I was listening to a podcast today. This is a relatively new one but I’ve come to trust the host by some of his previous work. At one point in the show the hosts go on a tangent and start talking about nicknames. The begin to talk about derogatory nicknames that they had for people and then wonder about what similar nicknames they were called behind their backs. I found the bit rather insightful. It invited introspection. What kind of a person do others think I am? It’s always good to reevaluate if you really are the type of person you want to be.
Something about the bit troubled me. It wasn’t until the program was over that I made the connection.
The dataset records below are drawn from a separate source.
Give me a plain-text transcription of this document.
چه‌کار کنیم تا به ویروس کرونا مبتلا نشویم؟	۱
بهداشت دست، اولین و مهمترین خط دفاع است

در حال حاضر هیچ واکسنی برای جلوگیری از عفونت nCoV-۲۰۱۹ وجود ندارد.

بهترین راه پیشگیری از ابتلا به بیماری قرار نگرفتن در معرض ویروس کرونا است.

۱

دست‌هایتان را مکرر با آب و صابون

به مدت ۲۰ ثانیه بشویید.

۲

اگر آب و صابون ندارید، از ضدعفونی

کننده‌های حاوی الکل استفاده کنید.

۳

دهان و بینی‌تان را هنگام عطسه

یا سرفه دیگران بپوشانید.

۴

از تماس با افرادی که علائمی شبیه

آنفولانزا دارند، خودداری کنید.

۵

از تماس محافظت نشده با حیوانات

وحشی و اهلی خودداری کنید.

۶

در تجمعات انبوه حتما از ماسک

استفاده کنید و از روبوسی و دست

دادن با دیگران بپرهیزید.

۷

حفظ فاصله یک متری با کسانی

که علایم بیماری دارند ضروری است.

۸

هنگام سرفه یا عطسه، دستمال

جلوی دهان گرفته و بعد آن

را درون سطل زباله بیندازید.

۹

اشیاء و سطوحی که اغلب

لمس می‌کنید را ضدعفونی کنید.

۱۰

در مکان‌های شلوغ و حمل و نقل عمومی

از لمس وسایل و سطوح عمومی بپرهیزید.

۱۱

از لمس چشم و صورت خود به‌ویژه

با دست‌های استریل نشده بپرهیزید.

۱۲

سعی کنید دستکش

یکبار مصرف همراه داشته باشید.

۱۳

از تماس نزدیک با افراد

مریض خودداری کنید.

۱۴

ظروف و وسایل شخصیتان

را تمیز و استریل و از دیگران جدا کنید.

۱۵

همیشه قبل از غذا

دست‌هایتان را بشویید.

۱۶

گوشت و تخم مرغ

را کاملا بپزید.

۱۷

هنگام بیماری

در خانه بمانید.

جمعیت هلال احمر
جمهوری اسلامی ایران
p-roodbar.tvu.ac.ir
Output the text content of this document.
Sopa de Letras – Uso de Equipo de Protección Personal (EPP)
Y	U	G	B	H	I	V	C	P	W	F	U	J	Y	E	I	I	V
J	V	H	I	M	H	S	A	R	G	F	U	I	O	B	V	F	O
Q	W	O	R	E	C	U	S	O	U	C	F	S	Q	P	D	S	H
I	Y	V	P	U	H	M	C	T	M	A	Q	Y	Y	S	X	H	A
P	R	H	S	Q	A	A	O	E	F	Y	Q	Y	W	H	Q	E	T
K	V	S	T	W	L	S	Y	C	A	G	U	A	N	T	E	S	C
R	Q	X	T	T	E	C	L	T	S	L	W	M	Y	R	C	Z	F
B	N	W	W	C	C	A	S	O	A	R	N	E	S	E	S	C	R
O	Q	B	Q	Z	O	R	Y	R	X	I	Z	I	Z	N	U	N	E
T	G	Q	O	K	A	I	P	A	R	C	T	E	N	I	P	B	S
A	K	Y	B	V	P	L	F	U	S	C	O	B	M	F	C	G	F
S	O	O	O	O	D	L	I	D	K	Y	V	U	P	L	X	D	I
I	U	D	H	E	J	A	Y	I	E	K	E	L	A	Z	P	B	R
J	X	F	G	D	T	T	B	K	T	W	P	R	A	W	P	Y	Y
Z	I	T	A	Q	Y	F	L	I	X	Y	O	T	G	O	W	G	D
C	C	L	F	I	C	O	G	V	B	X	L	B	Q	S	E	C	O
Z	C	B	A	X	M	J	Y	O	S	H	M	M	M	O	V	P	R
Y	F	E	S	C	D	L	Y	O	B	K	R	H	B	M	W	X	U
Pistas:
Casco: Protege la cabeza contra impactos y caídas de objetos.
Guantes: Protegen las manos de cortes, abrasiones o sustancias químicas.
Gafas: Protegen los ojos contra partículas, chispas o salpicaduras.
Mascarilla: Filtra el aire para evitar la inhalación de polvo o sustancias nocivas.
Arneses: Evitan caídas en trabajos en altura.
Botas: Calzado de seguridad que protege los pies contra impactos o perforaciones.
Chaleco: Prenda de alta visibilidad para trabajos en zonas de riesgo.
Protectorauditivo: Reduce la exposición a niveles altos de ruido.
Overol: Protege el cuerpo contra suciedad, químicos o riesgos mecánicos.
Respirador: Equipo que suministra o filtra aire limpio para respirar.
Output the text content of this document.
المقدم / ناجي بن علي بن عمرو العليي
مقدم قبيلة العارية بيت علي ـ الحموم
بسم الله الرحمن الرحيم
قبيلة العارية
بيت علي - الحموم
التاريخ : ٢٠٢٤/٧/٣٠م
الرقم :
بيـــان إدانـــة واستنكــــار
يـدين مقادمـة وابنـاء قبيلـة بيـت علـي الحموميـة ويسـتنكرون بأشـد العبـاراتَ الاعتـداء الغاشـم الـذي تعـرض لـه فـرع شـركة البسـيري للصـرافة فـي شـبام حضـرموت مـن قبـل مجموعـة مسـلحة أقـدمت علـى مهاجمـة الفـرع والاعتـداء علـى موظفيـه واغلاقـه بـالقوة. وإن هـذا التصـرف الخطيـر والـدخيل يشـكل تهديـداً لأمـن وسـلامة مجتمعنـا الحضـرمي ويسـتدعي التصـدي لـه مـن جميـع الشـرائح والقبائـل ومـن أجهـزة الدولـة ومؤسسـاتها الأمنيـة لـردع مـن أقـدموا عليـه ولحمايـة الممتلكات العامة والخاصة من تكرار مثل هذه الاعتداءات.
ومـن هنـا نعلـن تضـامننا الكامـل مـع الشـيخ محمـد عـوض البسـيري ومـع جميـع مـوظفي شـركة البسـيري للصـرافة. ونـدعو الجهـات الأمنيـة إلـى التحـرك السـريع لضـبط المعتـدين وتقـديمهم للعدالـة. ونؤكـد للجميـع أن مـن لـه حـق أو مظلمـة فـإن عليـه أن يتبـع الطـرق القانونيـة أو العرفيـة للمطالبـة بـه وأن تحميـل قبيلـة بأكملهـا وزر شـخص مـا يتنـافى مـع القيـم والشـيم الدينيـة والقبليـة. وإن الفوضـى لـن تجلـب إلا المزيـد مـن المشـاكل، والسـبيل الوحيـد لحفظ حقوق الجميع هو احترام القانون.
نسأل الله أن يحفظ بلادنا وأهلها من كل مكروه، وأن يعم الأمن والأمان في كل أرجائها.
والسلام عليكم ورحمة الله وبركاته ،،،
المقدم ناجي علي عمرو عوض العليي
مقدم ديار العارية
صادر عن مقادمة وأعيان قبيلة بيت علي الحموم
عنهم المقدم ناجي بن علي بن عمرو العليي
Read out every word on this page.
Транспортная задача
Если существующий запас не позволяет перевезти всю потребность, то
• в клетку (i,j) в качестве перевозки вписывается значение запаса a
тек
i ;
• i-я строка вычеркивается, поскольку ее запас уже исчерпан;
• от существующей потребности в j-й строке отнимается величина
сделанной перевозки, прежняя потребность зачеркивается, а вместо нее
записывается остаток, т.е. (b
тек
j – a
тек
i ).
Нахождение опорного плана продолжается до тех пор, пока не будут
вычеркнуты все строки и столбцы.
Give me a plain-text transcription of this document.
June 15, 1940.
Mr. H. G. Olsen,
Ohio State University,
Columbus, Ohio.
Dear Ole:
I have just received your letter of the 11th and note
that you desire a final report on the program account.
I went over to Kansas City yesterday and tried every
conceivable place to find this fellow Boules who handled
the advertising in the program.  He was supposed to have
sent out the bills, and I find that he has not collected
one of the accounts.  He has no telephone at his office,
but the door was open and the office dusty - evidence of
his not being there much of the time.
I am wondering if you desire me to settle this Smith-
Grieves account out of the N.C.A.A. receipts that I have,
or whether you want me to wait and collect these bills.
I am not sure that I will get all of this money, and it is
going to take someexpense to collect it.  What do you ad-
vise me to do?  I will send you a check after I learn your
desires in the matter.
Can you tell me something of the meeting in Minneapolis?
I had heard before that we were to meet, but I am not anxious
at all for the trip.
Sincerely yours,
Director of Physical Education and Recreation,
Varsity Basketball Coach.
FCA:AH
The host told about how he used to call one of his junior high school teachers “Jabba the Hutt” and how bad he felt about it now that he looks back on it. Now here’s the problem. The host also revealed in the same episode that he is 56 years-old. So lets do a little math here. If he’s 56 in 2012 then he would have been 21 when the first Star Wars movie came out. But we never saw the character, Jabba the Hutt until Return of the Jedi which came out in 1983, when the host was 27 years-old.
Now I don’t doubt that the host called his teacher a derogatory name. And I don’t doubt his sincerity when he talks about how bad he feels decades later. This story just proves how plastic our memories really are. This event could not have played out the way he remembers it. At the very least the nickname in his memory morphed to accommodate the image he had of that teacher once he saw the movie in 1983.
I’ve talked before about how I’ve been guilty of this same type of memory error. It’s disconcerting to realize that our memories aren’t quite the “dash camera” that we like to think they are.

1 comment:

  1. I'd be curious as to the reaction if you were to email the podcast host with this observation.

    This memory stuff is weird, isn't it? How we can be convinced of something on one level, yet on another level work out the facts that render the memory impossible. Brings a new meaning to an old (I think) Heinlein quote: "I may be wrong, but I'm not unsure."